Memory bandwidth is often the problem, yes. Language abstractions for performance aim to, e.g., automatically manage caches (that must be handled manually in performant GPU code, for instance) with optimized memory tiling and other strategies. Kernel fusion is another nontrivial example that improves effective bandwidth.

Adding on the diversity of hardware that one needs to target (both within and among vendors), i.e., portability not just of function but of performance, makes the need for better tooling abundantly obvious. C++ isn't even an entrant in this space.

2 comments

What?!?

NVidia designs CUDA hardware specifically for the C++ memory model, they went through the trouble to refactor their original hardware across several years, so that all new cards would follow this model, even if PTX was designed as polyglot target.

Additionally, ISO C++ papers like senders/receivers are driven by NVidia employees working on CUDA.

CUDA is not C++. CUDA for GPU kernels is its own language. That's the actual problem requiring new languages or abstractions.
Says those that don't know CUDA.

You can program CUDA in standard C++20, with CUDA libraries hidding the language extensions.

I love when C and C++ dialects are C and C++ when it matters, and not when it doesn't help to sell the ideas being portrayed.

Sorry, I wasn't aware of these developments (having abandoned CUDA for hardware-agnostic solutions before 2020). It doesn't change my point anyway, if it's specific to a single vendor.

I'm extremely dubious that such an opaque abstraction can actually solve the (true) problem. "Not having to write CUDA" is not enough - how do you tune performance? Parallelization strategies, memory prefetching and arrangement in on-chip caches, when to fuse kernels vs. not... I don't doubt the compiler can do these things, but I do doubt that it can know at compile time what variants of kernel transformations will optimize performance on any given hardware. That's the real problem: achieving an abstraction that still gives one enough control to achieve peak performance.

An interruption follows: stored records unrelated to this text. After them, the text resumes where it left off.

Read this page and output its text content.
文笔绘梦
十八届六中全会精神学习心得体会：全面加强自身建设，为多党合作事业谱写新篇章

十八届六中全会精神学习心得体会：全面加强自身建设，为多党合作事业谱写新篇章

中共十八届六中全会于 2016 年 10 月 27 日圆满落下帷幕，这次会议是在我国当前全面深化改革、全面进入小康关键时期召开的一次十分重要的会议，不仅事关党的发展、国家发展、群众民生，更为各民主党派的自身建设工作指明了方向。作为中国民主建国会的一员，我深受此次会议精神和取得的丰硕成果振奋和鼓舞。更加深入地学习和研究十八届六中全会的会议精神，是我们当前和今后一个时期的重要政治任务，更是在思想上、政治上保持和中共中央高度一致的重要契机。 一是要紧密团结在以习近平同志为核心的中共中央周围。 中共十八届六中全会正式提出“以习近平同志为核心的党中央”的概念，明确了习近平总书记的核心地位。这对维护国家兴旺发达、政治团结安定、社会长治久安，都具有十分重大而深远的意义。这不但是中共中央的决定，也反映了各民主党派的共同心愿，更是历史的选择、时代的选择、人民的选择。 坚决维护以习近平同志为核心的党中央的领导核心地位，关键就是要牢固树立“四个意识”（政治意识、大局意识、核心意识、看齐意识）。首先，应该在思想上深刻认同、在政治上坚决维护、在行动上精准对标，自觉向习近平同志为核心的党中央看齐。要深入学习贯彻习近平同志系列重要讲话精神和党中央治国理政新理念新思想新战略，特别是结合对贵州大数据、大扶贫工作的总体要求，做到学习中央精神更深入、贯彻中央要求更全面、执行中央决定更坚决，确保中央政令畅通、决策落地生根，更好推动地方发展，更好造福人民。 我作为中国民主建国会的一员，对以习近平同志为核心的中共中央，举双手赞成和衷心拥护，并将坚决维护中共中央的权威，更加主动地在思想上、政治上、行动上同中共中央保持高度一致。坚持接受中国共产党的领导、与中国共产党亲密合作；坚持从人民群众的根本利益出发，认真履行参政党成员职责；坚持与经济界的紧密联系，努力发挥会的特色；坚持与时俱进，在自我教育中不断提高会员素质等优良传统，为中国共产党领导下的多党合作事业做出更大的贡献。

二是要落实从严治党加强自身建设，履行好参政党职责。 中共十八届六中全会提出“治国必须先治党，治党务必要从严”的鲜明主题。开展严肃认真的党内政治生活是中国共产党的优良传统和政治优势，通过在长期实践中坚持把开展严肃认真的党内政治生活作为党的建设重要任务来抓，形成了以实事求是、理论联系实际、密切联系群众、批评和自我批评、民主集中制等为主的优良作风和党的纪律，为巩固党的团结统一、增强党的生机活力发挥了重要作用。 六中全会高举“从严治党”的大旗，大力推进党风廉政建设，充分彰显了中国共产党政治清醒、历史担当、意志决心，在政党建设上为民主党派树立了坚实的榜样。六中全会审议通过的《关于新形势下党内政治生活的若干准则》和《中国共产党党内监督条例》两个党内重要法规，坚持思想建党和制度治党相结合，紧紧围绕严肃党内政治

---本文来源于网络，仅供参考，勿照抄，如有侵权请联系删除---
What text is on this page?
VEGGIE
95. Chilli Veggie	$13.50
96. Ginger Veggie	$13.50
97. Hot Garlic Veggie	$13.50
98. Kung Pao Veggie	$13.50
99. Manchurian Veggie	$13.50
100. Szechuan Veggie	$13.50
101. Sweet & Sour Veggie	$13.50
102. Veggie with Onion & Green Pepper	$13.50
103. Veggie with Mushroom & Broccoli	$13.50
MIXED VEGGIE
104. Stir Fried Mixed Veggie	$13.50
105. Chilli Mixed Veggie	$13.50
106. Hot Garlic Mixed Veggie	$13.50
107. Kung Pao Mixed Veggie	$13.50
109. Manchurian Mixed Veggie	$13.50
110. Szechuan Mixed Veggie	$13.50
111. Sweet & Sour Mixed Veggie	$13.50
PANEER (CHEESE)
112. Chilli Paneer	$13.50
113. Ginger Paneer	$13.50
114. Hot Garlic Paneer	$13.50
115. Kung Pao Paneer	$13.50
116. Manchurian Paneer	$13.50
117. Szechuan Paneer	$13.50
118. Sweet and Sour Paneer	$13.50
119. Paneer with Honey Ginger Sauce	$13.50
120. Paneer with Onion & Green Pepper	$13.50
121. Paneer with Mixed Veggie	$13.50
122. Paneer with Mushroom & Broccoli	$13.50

Edit: you tell me if I'm wrong, but it seems that std::par can't even use shared memory, let alone let one control its usage? If so, then my point stands: C++ is not remotely relevant. Again, avoiding writing CUDA (etc.) doesn't solve the real problem that high-performance language abstractions aim to address.

So what would be such an HPC language that you're so fond of? A quick web search reveals only languages that use C++/CUDA code as a back end (python), are new and experimental (Julia) or FORTRAN. For what you're talking about none seem all to good, so you've peaked my curiosity.
See https://arxiv.org/abs/2512.17101. I've used some of the tools in the stack they describe (and see Sec 2 for an overview of others). JAX/XLA/etc. are somewhat similar, though still without user control over transformations.

Perhaps part of the reason for the bad takes in this thread is due to taking "language" overly literally (perhaps also the fault of the linked blog post itself). I think one thesis of the above tooling is that, when tuning and generating code (CUDA, OpenCL, what have you) at runtime, the best "languages" for these abstractions are, amusingly, scripting languages like Python. Having CUDA/etc. as a back end without having to hand-write/-transform/-optimize it is indeed the point.

If CUDA is C++ then I'd like to know how you throw and catch exceptions in CUDA kernels.
The same way as people writing C++ code as Google employees do, including LLVM and Chrome.
Wait what!? I have been programming CUDA since 2009 and specifically remember it being pushed to C++ as main development language for the first few years, after a brief "CUDA C extension" period.
CUDA variants extend several programming languages, including C, C++ and Fortran.

None of the extended languages is the same as the same as the base language, in the same way like OpenMP C++ in not the same as C++ or OpenMP Fortran is not the same as Fortran or SYCL is not the same as C++.

The extended languages include both extensions and restrictions of the base language. In the part of a program that will run on a GPU you can do things that cannot be done in the base language, but there also parts of the base language, e.g. of C++, which are forbidden.

All these extended languages have the advantage that you can write in a single source file a complete multithreaded program, which has parts running concurrently on a CPU and part running concurrently on a GPU, but for the best results you must know the rules that apply to the language accepted by each of them. It is possible to write program that run without modification on either a CPU or a GPU, but this is paid by a lower performance on any of them, because such a program uses only generic language features that work on any of them, instead of taking advantage of specific features.

CUDA is not C++. CUDA for GPU kernels is its own language. That's the actual problem requiring new languages or abstractions.